Alongside collaborating with celebrity entrepreneurs like Selena Gomez, Chris Paul and Emma Chamberlain, Gopuff has also been creating more private-label products and prepared foods to compete with takeout delivery services. In January, Gopuff launched a household essentials brand called Basically. Then this week Gopuff debuted a health and wellness brand, Goodnow, featuring over-the-counter cold and flu medications, electrolyte drinks and diagnostic test kits.
But this rapid expansion has also brought forth growing pains. The company laid off 10% of its workforce in July, or 1,500 employees in total. During the same week, Gopuff also announced it was closing 76 warehouses, which account for 12% of its national footprint. With new deals like the Grubhub partnership, Gopuff is trying to grow sales without making more costly investments like opening up lots of new fulfillment centers.

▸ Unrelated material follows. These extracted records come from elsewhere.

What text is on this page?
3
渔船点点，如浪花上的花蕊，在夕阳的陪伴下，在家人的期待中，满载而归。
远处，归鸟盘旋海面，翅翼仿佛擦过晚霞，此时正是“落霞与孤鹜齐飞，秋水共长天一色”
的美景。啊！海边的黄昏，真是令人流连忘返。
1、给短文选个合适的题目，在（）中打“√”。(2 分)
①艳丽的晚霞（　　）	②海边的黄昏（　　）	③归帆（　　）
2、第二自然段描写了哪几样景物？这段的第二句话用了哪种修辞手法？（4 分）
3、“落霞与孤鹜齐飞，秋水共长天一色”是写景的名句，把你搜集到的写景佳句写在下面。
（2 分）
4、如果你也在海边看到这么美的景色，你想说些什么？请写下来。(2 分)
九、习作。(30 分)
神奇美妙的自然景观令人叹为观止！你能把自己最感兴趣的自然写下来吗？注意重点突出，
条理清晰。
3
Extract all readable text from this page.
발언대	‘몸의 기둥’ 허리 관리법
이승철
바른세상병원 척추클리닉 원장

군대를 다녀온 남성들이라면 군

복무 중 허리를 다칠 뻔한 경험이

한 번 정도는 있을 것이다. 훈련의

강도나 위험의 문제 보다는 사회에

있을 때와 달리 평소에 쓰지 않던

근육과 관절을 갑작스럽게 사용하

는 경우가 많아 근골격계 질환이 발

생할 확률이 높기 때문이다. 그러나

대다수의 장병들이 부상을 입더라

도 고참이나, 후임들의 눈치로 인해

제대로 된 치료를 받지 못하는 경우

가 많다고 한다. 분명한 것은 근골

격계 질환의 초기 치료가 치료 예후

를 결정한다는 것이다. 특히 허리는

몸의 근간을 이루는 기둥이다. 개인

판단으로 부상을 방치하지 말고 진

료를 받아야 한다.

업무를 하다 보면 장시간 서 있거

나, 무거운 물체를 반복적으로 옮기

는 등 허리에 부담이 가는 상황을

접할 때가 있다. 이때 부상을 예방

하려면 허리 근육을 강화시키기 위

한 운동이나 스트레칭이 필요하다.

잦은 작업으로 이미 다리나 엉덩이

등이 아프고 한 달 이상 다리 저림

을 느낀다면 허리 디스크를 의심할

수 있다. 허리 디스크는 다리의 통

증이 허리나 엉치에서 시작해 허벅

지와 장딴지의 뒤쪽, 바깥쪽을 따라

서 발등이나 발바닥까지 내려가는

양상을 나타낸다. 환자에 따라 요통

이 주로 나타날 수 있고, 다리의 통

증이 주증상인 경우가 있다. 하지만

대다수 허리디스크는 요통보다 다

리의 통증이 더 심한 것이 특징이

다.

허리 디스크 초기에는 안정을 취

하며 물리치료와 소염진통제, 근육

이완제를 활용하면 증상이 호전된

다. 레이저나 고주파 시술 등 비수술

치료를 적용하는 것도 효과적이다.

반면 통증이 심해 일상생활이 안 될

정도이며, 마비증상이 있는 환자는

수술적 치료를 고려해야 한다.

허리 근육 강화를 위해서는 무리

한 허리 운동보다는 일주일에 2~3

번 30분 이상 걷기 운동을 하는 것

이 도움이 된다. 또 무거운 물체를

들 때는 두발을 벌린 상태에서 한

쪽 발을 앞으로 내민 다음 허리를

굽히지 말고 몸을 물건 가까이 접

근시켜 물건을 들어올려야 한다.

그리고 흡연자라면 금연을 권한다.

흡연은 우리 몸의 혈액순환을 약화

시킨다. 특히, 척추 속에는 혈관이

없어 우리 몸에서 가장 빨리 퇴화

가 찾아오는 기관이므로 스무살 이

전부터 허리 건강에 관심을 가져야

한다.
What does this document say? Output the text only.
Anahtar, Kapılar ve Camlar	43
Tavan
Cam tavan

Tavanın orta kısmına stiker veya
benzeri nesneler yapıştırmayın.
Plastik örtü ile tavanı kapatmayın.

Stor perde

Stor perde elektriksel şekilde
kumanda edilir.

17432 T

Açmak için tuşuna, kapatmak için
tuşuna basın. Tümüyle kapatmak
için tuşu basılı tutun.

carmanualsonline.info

John Mercer, head of global research at Coresight Research, said the series of partnerships make sense given that Gopuff is trying to play in multiple delivery areas that are already crowded with major, well-funded companies. Mercer noted that companies like DoorDash, UberEats and Grubhub are also trying to compete with Amazon and Instacart on grocery delivery.
Moreover, there has also been a series of consolidation in the delivery space as these companies race to become the go-to delivery app for everything. This includes Uber’s acquisition of Drizly and Postmates over the past 18 months.
Jonah Ellin, chief product officer at retail data analytics firm 1010data, said diversification is especially important since rapid delivery is still considered as a nice-to-have option for most people. This places a long road of challenges for instant delivery players like Gopuff, who may need to partner with competitors to grow sustainably.
“There are needs and there are wants,” Ellin said. And while last-minute emergency orders like missing recipe ingredients or toilet paper are primed for Gopuff sales, he said that instant delivery often tends to be a luxury rather than a necessity.
Indeed, the Grubhub partnership signals Gopuff’s need to reach more customers outside of its own platform. “Gopuff is now leveraging its core competitive advantage – a very substantial network of locations and couriers, designed to serve demand for rapid delivery,” Mercer said.